13 de noviembre 2013 - 00:00

EE.UU. forzó a Israel a retroceder con masiva ampliación de colonias

Con la polémica ya servida, el primer ministro Benjamín Netanyahu afirmó desconocer los planes del ministro de Vivienda, Uri Ariel, y ordenó la suspensión  del proyecto que preveía una construcción récord de viviendas en regiones por las que la Autoridad Palestina disputa en las negociaciones de paz.
Con la polémica ya servida, el primer ministro Benjamín Netanyahu afirmó desconocer los planes del ministro de Vivienda, Uri Ariel, y ordenó la suspensión del proyecto que preveía una construcción récord de viviendas en regiones por las que la Autoridad Palestina disputa en las negociaciones de paz.
Jerusalén - El primer ministro israelí, Benjamín Netanyahu, se vio forzado ayer a dar marcha atrás con el proyecto de construir 24.000 unidades para colonos en Cisjordania y en Jerusalén este, luego de un anuncio inicial que había suscitado airadas reacciones en contra por parte de Estados Unidos y de la Autoridad Palestina (AP).

"El primer ministro ordenó al ministro de Vivienda, Uri Ariel, reconsiderar todas las medidas relacionadas con la planificación, tomadas sin coordinación previa", se excusó el mandatario en un comunicado. "Esta iniciativa no contribuye a la colonización; al contrario, la perjudica. Se trata de un gesto inútil -legalmente y en la práctica- y de una acción que provoca una confrontación innecesaria con la comunidad internacional en momentos en que nos esforzamos en convencer a miembros de la misma comunidad de llegar a un mejor acuerdo con Irán", subrayó Netanyahu, al criticar al ministro de Vivienda, que pertenece al partido de extrema derecha Hogar Judío. Ariel aceptó el pedido del primer ministro, se sostuvo en el comunicado. Los proyectos sumaban 19.786 viviendas en el territorio de Cisjordania y otras 4.000 en Jerusalén este.

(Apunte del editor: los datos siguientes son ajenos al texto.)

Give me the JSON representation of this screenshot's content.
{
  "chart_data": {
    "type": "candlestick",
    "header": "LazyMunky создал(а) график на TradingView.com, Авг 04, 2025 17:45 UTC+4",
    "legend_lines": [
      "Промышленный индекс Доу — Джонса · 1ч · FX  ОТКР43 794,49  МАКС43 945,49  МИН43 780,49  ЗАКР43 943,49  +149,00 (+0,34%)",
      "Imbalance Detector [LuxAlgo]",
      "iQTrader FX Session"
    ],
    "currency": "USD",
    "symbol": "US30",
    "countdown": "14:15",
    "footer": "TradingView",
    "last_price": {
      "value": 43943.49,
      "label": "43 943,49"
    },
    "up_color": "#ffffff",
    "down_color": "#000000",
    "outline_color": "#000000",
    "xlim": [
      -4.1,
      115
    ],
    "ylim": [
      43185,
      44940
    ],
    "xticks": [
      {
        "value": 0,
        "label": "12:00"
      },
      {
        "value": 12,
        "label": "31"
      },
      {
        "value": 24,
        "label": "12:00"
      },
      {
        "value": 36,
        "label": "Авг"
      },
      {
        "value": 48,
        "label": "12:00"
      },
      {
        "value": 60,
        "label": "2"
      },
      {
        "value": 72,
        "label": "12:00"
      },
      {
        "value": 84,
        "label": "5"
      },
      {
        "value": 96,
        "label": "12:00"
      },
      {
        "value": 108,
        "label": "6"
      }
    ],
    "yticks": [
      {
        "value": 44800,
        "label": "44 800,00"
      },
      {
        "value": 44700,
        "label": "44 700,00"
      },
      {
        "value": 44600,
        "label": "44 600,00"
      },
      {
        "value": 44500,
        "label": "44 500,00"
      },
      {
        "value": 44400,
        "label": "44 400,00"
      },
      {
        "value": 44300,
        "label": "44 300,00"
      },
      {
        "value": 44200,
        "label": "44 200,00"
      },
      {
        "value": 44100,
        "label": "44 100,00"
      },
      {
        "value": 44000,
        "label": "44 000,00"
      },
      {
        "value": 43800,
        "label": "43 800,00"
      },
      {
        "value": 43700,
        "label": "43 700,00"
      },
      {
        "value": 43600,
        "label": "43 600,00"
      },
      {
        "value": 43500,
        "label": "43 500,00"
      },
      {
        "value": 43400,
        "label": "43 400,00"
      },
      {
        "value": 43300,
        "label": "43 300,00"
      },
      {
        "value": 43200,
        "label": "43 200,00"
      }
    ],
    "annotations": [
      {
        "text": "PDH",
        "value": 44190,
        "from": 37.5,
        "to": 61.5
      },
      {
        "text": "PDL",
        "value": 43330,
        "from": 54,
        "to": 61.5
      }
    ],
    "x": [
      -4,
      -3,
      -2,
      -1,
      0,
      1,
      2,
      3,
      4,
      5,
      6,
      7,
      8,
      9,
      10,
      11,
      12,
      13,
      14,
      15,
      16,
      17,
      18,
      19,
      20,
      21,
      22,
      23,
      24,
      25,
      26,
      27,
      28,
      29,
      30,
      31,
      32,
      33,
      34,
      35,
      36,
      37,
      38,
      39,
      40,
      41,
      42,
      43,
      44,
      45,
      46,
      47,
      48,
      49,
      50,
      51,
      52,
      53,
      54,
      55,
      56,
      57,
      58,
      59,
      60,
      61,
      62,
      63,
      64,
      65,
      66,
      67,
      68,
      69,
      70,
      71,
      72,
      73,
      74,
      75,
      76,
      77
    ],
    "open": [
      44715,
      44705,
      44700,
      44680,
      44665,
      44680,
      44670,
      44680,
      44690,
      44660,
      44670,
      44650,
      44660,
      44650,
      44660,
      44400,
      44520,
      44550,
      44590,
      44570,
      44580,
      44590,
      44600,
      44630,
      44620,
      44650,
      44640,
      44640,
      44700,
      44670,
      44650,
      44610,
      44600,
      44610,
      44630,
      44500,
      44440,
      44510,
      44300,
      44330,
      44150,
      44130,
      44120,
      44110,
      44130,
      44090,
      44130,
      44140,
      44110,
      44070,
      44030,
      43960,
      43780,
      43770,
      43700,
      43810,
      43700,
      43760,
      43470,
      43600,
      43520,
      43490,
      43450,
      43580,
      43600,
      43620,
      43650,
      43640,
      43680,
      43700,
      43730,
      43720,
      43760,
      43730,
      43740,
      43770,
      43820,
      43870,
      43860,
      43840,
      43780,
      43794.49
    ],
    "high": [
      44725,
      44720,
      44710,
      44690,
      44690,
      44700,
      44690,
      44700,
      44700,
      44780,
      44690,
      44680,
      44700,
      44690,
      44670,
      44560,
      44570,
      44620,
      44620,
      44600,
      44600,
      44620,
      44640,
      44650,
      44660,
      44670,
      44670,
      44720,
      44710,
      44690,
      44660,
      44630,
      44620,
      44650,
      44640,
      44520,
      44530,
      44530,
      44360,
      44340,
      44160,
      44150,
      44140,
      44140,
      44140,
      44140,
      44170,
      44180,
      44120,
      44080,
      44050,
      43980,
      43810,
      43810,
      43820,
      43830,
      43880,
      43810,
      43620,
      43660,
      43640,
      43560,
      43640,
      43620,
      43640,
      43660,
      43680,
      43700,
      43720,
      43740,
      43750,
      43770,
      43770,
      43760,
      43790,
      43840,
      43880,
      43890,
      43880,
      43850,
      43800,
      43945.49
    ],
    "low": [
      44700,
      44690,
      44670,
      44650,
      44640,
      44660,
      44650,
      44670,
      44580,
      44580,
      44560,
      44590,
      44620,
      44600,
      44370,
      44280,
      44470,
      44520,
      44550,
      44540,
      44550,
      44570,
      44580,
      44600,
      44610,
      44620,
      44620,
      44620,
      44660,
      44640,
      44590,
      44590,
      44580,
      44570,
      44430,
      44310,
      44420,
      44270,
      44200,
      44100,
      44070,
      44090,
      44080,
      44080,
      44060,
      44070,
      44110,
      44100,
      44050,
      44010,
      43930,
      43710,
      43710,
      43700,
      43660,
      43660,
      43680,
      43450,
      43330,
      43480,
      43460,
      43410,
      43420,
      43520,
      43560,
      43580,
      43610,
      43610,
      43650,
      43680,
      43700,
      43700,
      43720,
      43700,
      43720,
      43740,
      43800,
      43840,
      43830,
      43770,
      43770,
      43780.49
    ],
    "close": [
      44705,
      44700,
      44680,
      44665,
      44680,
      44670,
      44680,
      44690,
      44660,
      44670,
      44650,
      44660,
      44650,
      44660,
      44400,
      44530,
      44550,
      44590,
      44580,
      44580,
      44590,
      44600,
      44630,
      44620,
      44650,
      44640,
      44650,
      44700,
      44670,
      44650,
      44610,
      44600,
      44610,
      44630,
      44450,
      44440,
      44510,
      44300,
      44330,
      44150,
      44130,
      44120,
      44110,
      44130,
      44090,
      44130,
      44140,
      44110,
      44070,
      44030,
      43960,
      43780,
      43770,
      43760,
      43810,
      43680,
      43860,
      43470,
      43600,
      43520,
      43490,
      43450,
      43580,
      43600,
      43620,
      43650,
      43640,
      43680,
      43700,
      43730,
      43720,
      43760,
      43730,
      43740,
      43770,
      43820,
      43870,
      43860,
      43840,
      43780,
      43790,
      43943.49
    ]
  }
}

Desde agosto el Gobierno de Netanyahu y sus pares palestinos aceptaron volver a sentarse en la mesa de negociación para intentar relanzar el diálogo de paz, suspendido desde hace cinco años. Una de las principales condiciones impuestas por el Gobierno palestino de Mahmud Abás (Abú Mazen) para mantenerse en las conversaciones es la suspensión de toda construcción dentro de las colonias israelíes ubicadas en el territorio que el Gobierno palestino reclama para su futuro Estado. Actualmente, cerca de medio millón de israelíes vive en estos asentamientos, considerados ilegales por la mayoría de la comunidad internacional.

Por eso, el jefe del equipo negociador palestino, Saeb Erekat, advirtió más temprano que Abás había decidido que "si Israel no da marcha atrás en la decisión de edificar nuevas colonias, eso significará el anuncio oficial del fin del proceso de paz".

EE.UU., en tanto, también había hecho saber su descontento. "Estamos muy preocupados por las últimas informaciones. En este momento estamos pidiendo explicaciones al Gobierno de Israel. Nuestra posición sobre los asentamientos es bastante clara: no aceptamos la legitimidad de la continua actividad en los asentamientos", explicó la Casa Blanca en un comunicado.

La vocera del Consejo de Seguridad Nacional del presidente Barack Obama, Bernadette Meehan, fue aún más clara y advirtió que la nueva licitación israelí no es "un paso que ayude a crear un ambiente positivo para las negociaciones" con las autoridades palestinas, informó el diario Haaretz.

"Fuimos sorprendidos por este anuncio y estamos intentando actualmente recibir precisiones más claras del Gobierno de Israel", agregó la vocera del Departamento de Estado, Jennifer Psaki. Este duro ataque a los planes israelíes, previsiblemente hizo retroceder al Gobierno de Netanyahu.

El anuncio de las viviendas se produjo en momentos en que Israel acusaba a EE.UU. de ser demasiado flexible con Teherán en torno a las negociaciones entre las grandes potencias e Irán sobre su plan nuclear (ver aparte).

El ministro israelí de Energía, Sylvan Shalom, había confirmado a la radio militar el proyecto israelí: "No hay por qué hacer toda una historia; estamos construyendo en Judea y en Samaria (Cisjordania) y lo seguiremos haciendo; es la política declarada del Gobierno y del Likud" de Netanyahu.

"Esta expansión de la colonización ilustra también el hecho de que el primer ministro no cree en una solución de dos Estados para dos pueblos, al contrario de lo que afirma", declaró Yariv Oppenheimer, secretario general de la ONG Paz Ahora.

Durante su reciente gira por el Medio Oriente para intentar reactivar las negociaciones israelo-palestinas, John Kerry dijo que su país consideraba "ilegal" la colonización.